I could spend considerable time just unpacking that idea, but let me leap back to the story of Abraham and his sacrificial son – be it Ishmael or Isaac! Kierkegaard offers this story as the basis of his explanation of the leap of faith into the religious or aesthetic life. For Abraham to kill his first-born son would be ethically wrong. But, Kierkegaard suggests, true faith calls us to heed ‘divine purpose’ which transcends ethics. At its face, this statement is wildly dangerous: it is the logic of fanatics and tyrants: I can do as I understand God to be calling me to do even though it is unethical. Kierkegaard takes us into the heart of dangerous fanaticism. But only if we forget the key to understanding Kierkegaard: which is that Subjective truth is superior to objective truth. For Kierkegaard the story of Abraham and the sacrifice of his first-born is not a public occasion or historical event. It is certainly not a model for action in the world. (see Kierkegaard in 90 minutes by Paul Strathern, pp 45-6; 50-4)

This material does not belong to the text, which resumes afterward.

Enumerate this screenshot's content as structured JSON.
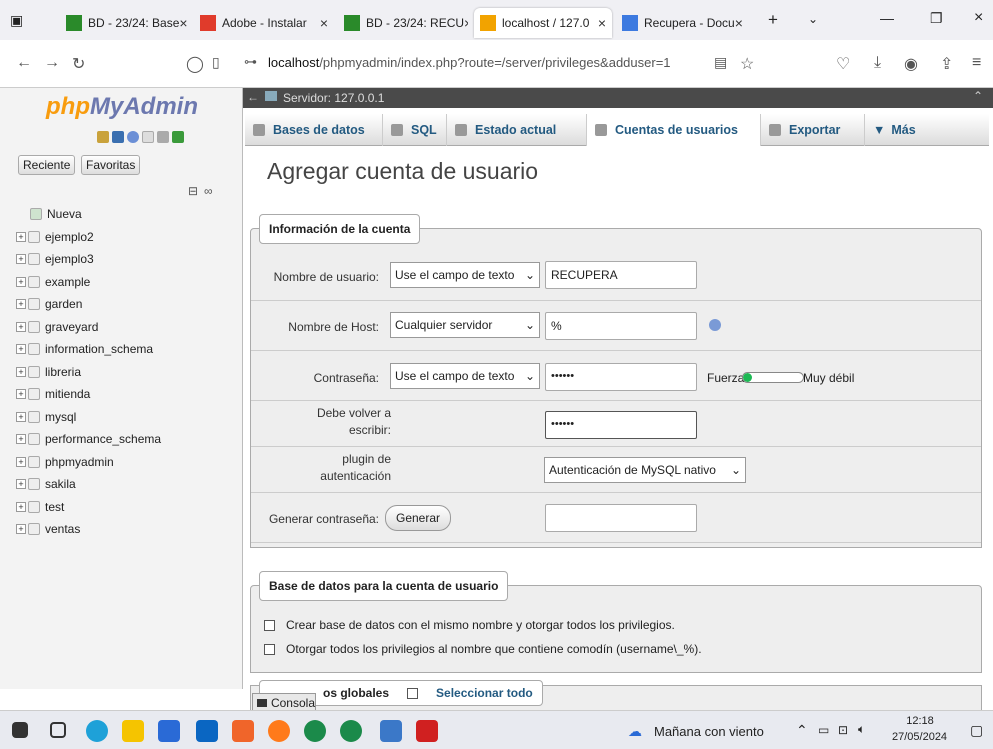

This story plays out a subjective truth: to live a deeply religious life, an aesthetic life – I suppose today’s vocabulary we can say a ‘spiritual life’ – to live thus you will need to make sacrifices. Abraham and Ishmael are different elements of the same person. The leap of faith is not a call to take up arms and slay innocent people; it is a call to see that what is precious to you in your life may be exactly what is keeping you from the deeper life of the spirit that you yearn to live. Buddhism offers us much the same revelation. Western monotheism’s problem (by an Existentialist’s point of view) is that it is too tied in with the history and as such the great and powerful myths are mistaken for literal, objective, historical truths.

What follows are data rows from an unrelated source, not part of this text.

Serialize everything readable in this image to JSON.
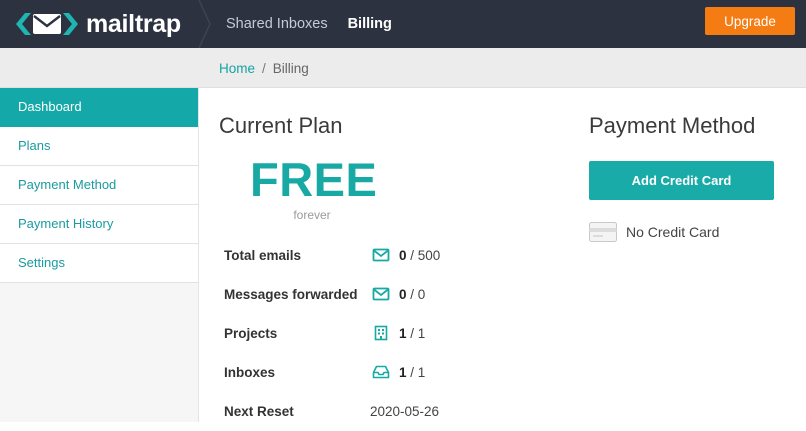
{
  "app": {
    "logo_text": "mailtrap"
  },
  "nav": {
    "items": [
      {
        "label": "Shared Inboxes"
      },
      {
        "label": "Billing"
      }
    ],
    "upgrade_label": "Upgrade"
  },
  "breadcrumb": {
    "home": "Home",
    "separator": "/",
    "current": "Billing"
  },
  "sidebar": {
    "items": [
      {
        "label": "Dashboard",
        "active": true
      },
      {
        "label": "Plans"
      },
      {
        "label": "Payment Method"
      },
      {
        "label": "Payment History"
      },
      {
        "label": "Settings"
      }
    ]
  },
  "current_plan": {
    "heading": "Current Plan",
    "name": "FREE",
    "term": "forever",
    "usage": [
      {
        "label": "Total emails",
        "icon": "envelope-icon",
        "used": "0",
        "limit": "/ 500"
      },
      {
        "label": "Messages forwarded",
        "icon": "envelope-icon",
        "used": "0",
        "limit": "/ 0"
      },
      {
        "label": "Projects",
        "icon": "building-icon",
        "used": "1",
        "limit": "/ 1"
      },
      {
        "label": "Inboxes",
        "icon": "inbox-icon",
        "used": "1",
        "limit": "/ 1"
      }
    ],
    "next_reset_label": "Next Reset",
    "next_reset_value": "2020-05-26"
  },
  "payment": {
    "heading": "Payment Method",
    "add_card_label": "Add Credit Card",
    "card_status": "No Credit Card",
    "card_icon": "credit-card-icon"
  },
  "colors": {
    "topbar": "#2d3241",
    "accent": "#18a9a5",
    "upgrade": "#f57c13"
  }
}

I think this brings us back to the same place we were in before: Faith requires a leap. Abraham leapt and by the internal argument of the story, he chose correctly. And so, perhaps this is reducible to a question of discernment: when should you leap? We approach the sacred Muslim festival Eid al-Adha – the feast of the sacrifice. As Unitarian Universalists, we may take this opportunity to learn more of the faith and practice of Islam. We may take this opportunity to explore a deeper level of our own faith. When should you leap? Without disregarding the ethical, as in, it is important to still give one third of the goat to the poor; the sacrifice for Abraham can be read at a spiritual level. The story is not a model for action in the world, but for action within you. In that riddle of the king and the priest and the rich man: the question is not whom would you be willing to kill for; rather it is what aspect of your soul rules the others. What, in yourself, do you obey? And, turning it back to Abraham, what might you need to sacrifice, or at least offer to sacrifice, in order to grow?
Would that then whole world could learn to hear stories at this level!
In a world without end, may it be so.